Dictateurs : d’encombrants cadavres

À Predappio, où Mussolini est enterré dans la crypte familiale, une boutique propose toujours des souvenirs fascisants à la gloire du Duce © Isopix
Alice Kriescher Journaliste

Ce vendredi à 22h50 sur La Une, un documentaire de José Bourgarel revient sur le thème des dictateurs à travers leur dépouille mortelle. Extrait de l’article que vous pouvez retrouver dans Télépro du 14 novembre.

Jeudi 24 octobre, après avoir passé quarante-quatre ans dans un mausolée au Valle de los Caidos, à une cinquantaine de kilomètres de Madrid, le corps du dictateur espagnol Francisco Franco a été exhumé pour être ré-inhumé dans un cimetière madrilène, aux côtés de son épouse. L’immense édifice dans lequel il était enterré provoquait la controverse en Espagne. Il faut dire que le monument, construit en 1959, était devenu un lieu de culte pour les nostalgiques de la dictature franquiste.

Aucun chef d’État espagnol n’avait eu le courage de s’attaquer à ce sujet sensible. L’actuel Président du gouvernement, le socialiste Pedro Sanchez, l’a eu. Célébration ou relégation, glorification ou occultation, vénération ou disparition : un dictateur ne meurt jamais comme tout le monde…

Lugubre tourisme

La postérité des dictateurs, qu’ils aient été fascistes, communistes ou nationalistes, donne toujours lieu à des événements extrêmes. L’une des morts les plus marquantes fut celle de Benito Mussolini, le dictateur fasciste qui dirigea l’Italie de 1922 à 1945. Fusillé en avril 1945, le «Duce» sera ensuite piétiné par la foule lors de la libération, puis pendu par les pieds, aux côtés des cadavres de sa maîtresse et de seize de ses fidèles, place Piazzale Loreto, à Milan.

Mais la catharsis populaire passée, que faire du corps ? Après le lynchage, les autorités italiennes parviennent à récupérer la dépouille du tyran. «Mais ce corps fait tellement peur que jusqu’en 1957 on va maintenir le secret sur l’endroit où l’on a enterré provisoirement Mussolini», explique l’historien Didier Musiedlak, dans le documentaire. «En 1957 on se décide à rendre ce qui reste de la dépouille à la famille de Mussolini.»

Des pèlerinages s’organisent alors pour honorer la mémoire de l’homme qui pactisa avec Hitler.

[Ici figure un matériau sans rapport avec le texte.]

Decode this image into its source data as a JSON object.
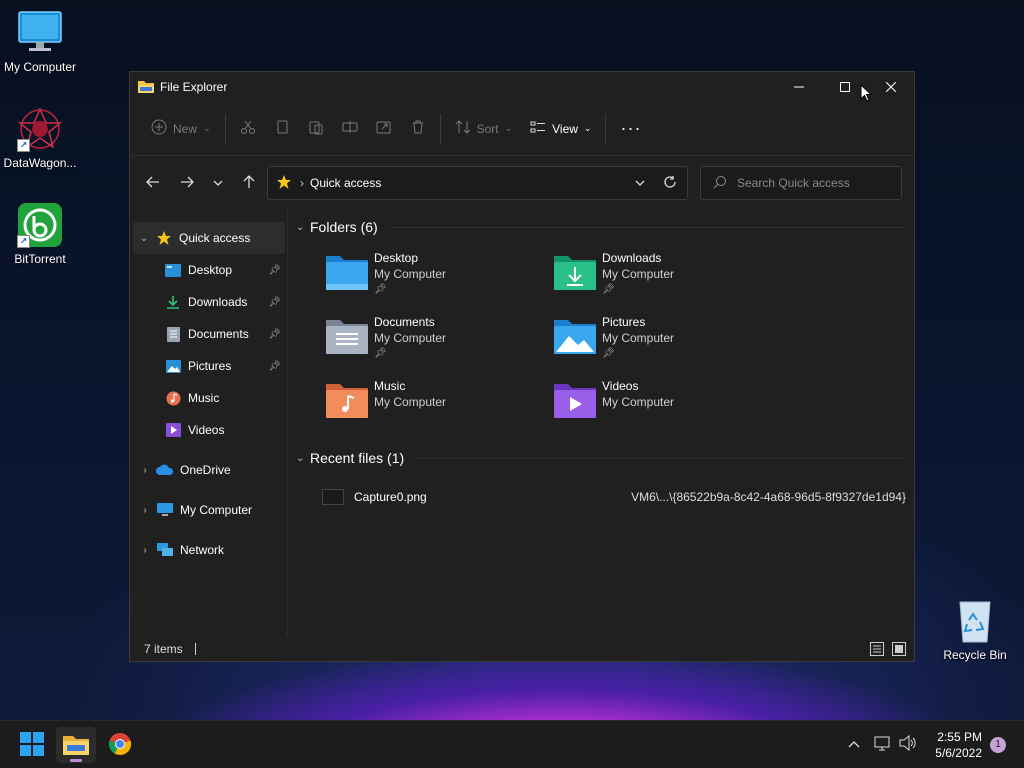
{
  "desktop": {
    "icons": [
      {
        "label": "My Computer"
      },
      {
        "label": "DataWagon..."
      },
      {
        "label": "BitTorrent"
      },
      {
        "label": "Recycle Bin"
      }
    ]
  },
  "window": {
    "title": "File Explorer",
    "toolbar": {
      "new_label": "New",
      "sort_label": "Sort",
      "view_label": "View"
    },
    "address": {
      "crumb": "Quick access"
    },
    "search": {
      "placeholder": "Search Quick access"
    }
  },
  "nav": {
    "quick_access": "Quick access",
    "items": [
      {
        "label": "Desktop",
        "pinned": true
      },
      {
        "label": "Downloads",
        "pinned": true
      },
      {
        "label": "Documents",
        "pinned": true
      },
      {
        "label": "Pictures",
        "pinned": true
      },
      {
        "label": "Music",
        "pinned": false
      },
      {
        "label": "Videos",
        "pinned": false
      }
    ],
    "onedrive": "OneDrive",
    "my_computer": "My Computer",
    "network": "Network"
  },
  "main": {
    "folders_header": "Folders (6)",
    "folders": [
      {
        "name": "Desktop",
        "location": "My Computer"
      },
      {
        "name": "Downloads",
        "location": "My Computer"
      },
      {
        "name": "Documents",
        "location": "My Computer"
      },
      {
        "name": "Pictures",
        "location": "My Computer"
      },
      {
        "name": "Music",
        "location": "My Computer"
      },
      {
        "name": "Videos",
        "location": "My Computer"
      }
    ],
    "recent_header": "Recent files (1)",
    "recent": [
      {
        "name": "Capture0.png",
        "path": "VM6\\...\\{86522b9a-8c42-4a68-96d5-8f9327de1d94}"
      }
    ]
  },
  "status": {
    "items": "7 items"
  },
  "taskbar": {
    "time": "2:55 PM",
    "date": "5/6/2022",
    "notification_count": "1"
  }
}
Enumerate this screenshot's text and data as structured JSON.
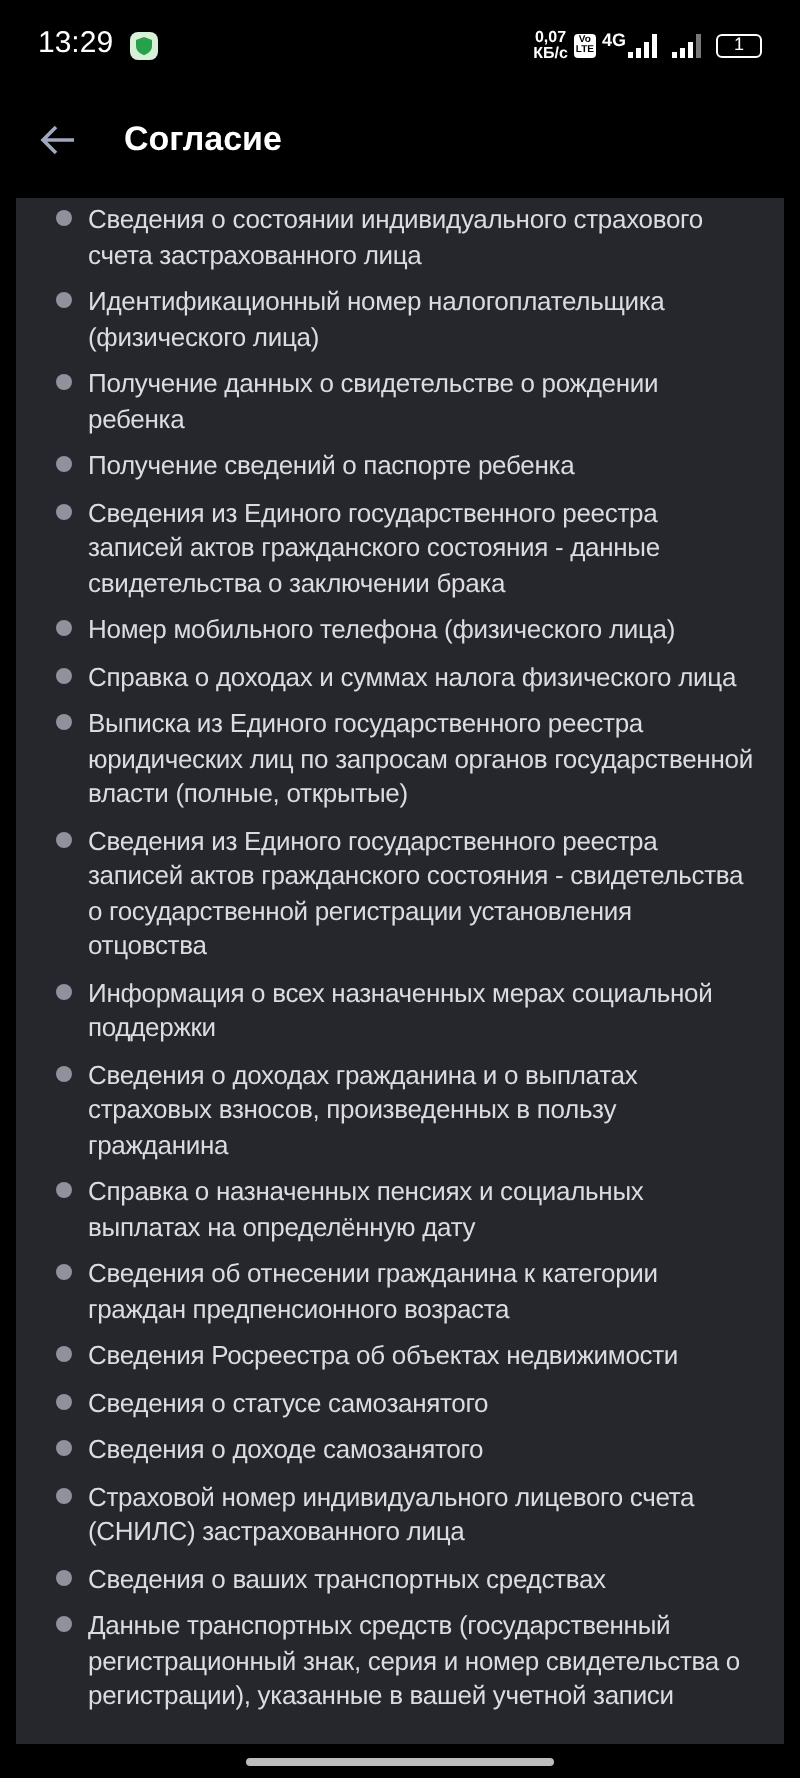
{
  "status_bar": {
    "time": "13:29",
    "speed_value": "0,07",
    "speed_unit": "КБ/с",
    "volte_top": "Vo",
    "volte_bottom": "LTE",
    "network": "4G",
    "battery": "1"
  },
  "header": {
    "title": "Согласие"
  },
  "items": [
    "Сведения о состоянии индивидуального страхового счета застрахованного лица",
    "Идентификационный номер налогоплательщика (физического лица)",
    "Получение данных о свидетельстве о рождении ребенка",
    "Получение сведений о паспорте ребенка",
    "Сведения из Единого государственного реестра записей актов гражданского состояния - данные свидетельства о заключении брака",
    "Номер мобильного телефона (физического лица)",
    "Справка о доходах и суммах налога физического лица",
    "Выписка из Единого государственного реестра юридических лиц по запросам органов государственной власти (полные, открытые)",
    "Сведения из Единого государственного реестра записей актов гражданского состояния - свидетельства о государственной регистрации установления отцовства",
    "Информация о всех назначенных мерах социальной поддержки",
    "Сведения о доходах гражданина и о выплатах страховых взносов, произведенных в пользу гражданина",
    "Справка о назначенных пенсиях и социальных выплатах на определённую дату",
    "Сведения об отнесении гражданина к категории граждан предпенсионного возраста",
    "Сведения Росреестра об объектах недвижимости",
    "Сведения о статусе самозанятого",
    "Сведения о доходе самозанятого",
    "Страховой номер индивидуального лицевого счета (СНИЛС) застрахованного лица",
    "Сведения о ваших транспортных средствах",
    "Данные транспортных средств (государственный регистрационный знак, серия и номер свидетельства о регистрации), указанные в вашей учетной записи"
  ]
}
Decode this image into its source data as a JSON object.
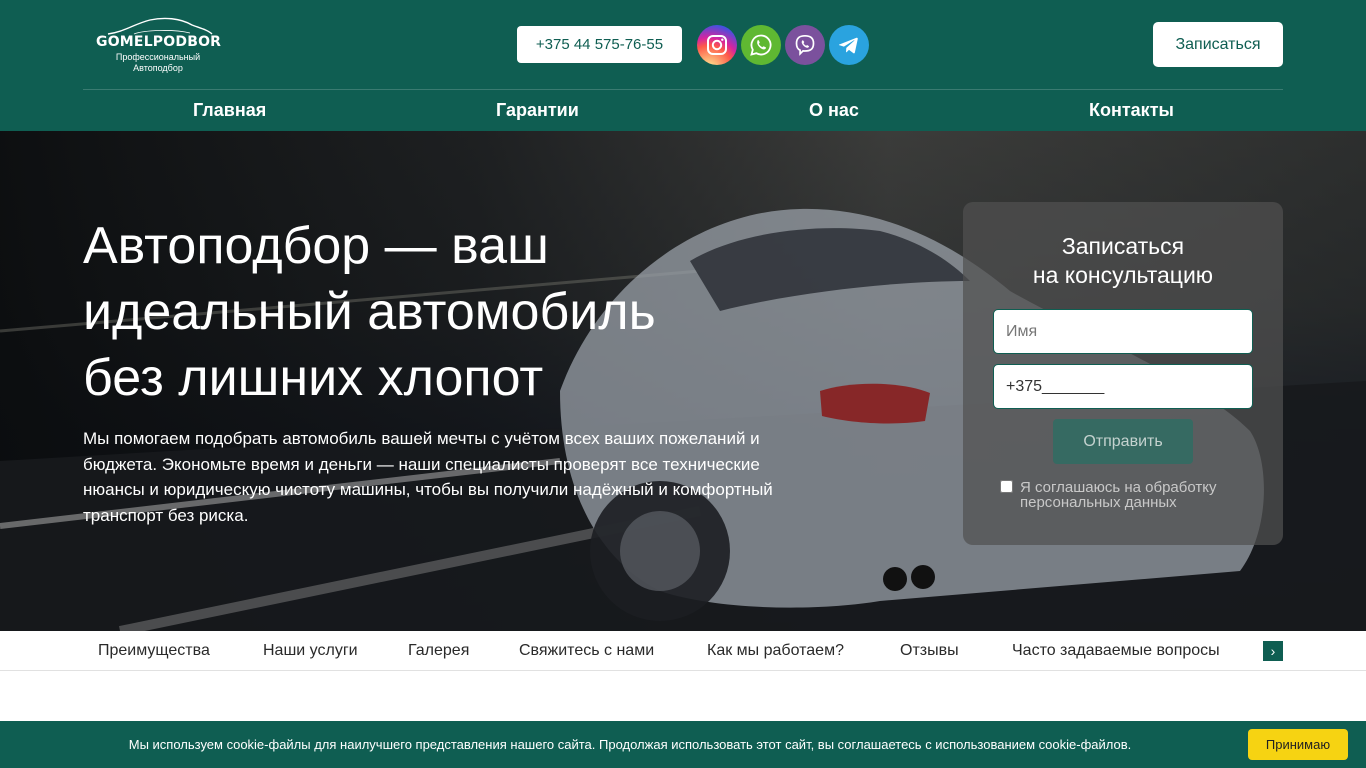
{
  "header": {
    "logo": {
      "name": "GOMELPODBOR",
      "subtitle_line1": "Профессиональный",
      "subtitle_line2": "Автоподбор"
    },
    "phone": "+375 44 575-76-55",
    "socials": [
      "instagram-icon",
      "whatsapp-icon",
      "viber-icon",
      "telegram-icon"
    ],
    "signup_label": "Записаться",
    "nav": [
      "Главная",
      "Гарантии",
      "О нас",
      "Контакты"
    ]
  },
  "hero": {
    "title_line1": "Автоподбор — ваш",
    "title_line2": "идеальный автомобиль",
    "title_line3": "без лишних хлопот",
    "description": "Мы помогаем подобрать автомобиль вашей мечты с учётом всех ваших пожеланий и бюджета. Экономьте время и деньги — наши специалисты проверят все технические нюансы и юридическую чистоту машины, чтобы вы получили надёжный и комфортный транспорт без риска."
  },
  "form": {
    "title_line1": "Записаться",
    "title_line2": "на консультацию",
    "name_placeholder": "Имя",
    "phone_value": "+375_______",
    "submit_label": "Отправить",
    "agree_label": "Я соглашаюсь на обработку персональных данных",
    "agree_checked": false
  },
  "section_nav": {
    "items": [
      "Преимущества",
      "Наши услуги",
      "Галерея",
      "Свяжитесь с нами",
      "Как мы работаем?",
      "Отзывы",
      "Часто задаваемые вопросы"
    ],
    "next_arrow": "›"
  },
  "cookie": {
    "text": "Мы используем cookie-файлы для наилучшего представления нашего сайта. Продолжая использовать этот сайт, вы соглашаетесь с использованием cookie-файлов.",
    "accept_label": "Принимаю"
  },
  "colors": {
    "brand_green": "#0f5e52",
    "cookie_button": "#f6d312"
  }
}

Cette admiration malsaine perdure encore aujourd’hui. Chaque année, des milliers de chemises noires convergent vers sa sépulture, à Predappio, petite ville du nord de l’Italie qui l’a vu naître. Sur place, des commerçants ont vécu jusqu’il y a peu – un seul magasin est encore ouvert aujourd’hui – de ce tourisme fascisant, en proposant dans leurs boutiques «souvenirs» bustes, tee-shirts, calendriers ou encore livres négationnistes, le tout à la gloire du Duce.

Pour contrebalancer ce tourisme gênant, le maire de Predappio a décidé d’ouvrir un Musée du fascisme pour évoquer sans détours les crimes de Mussolini.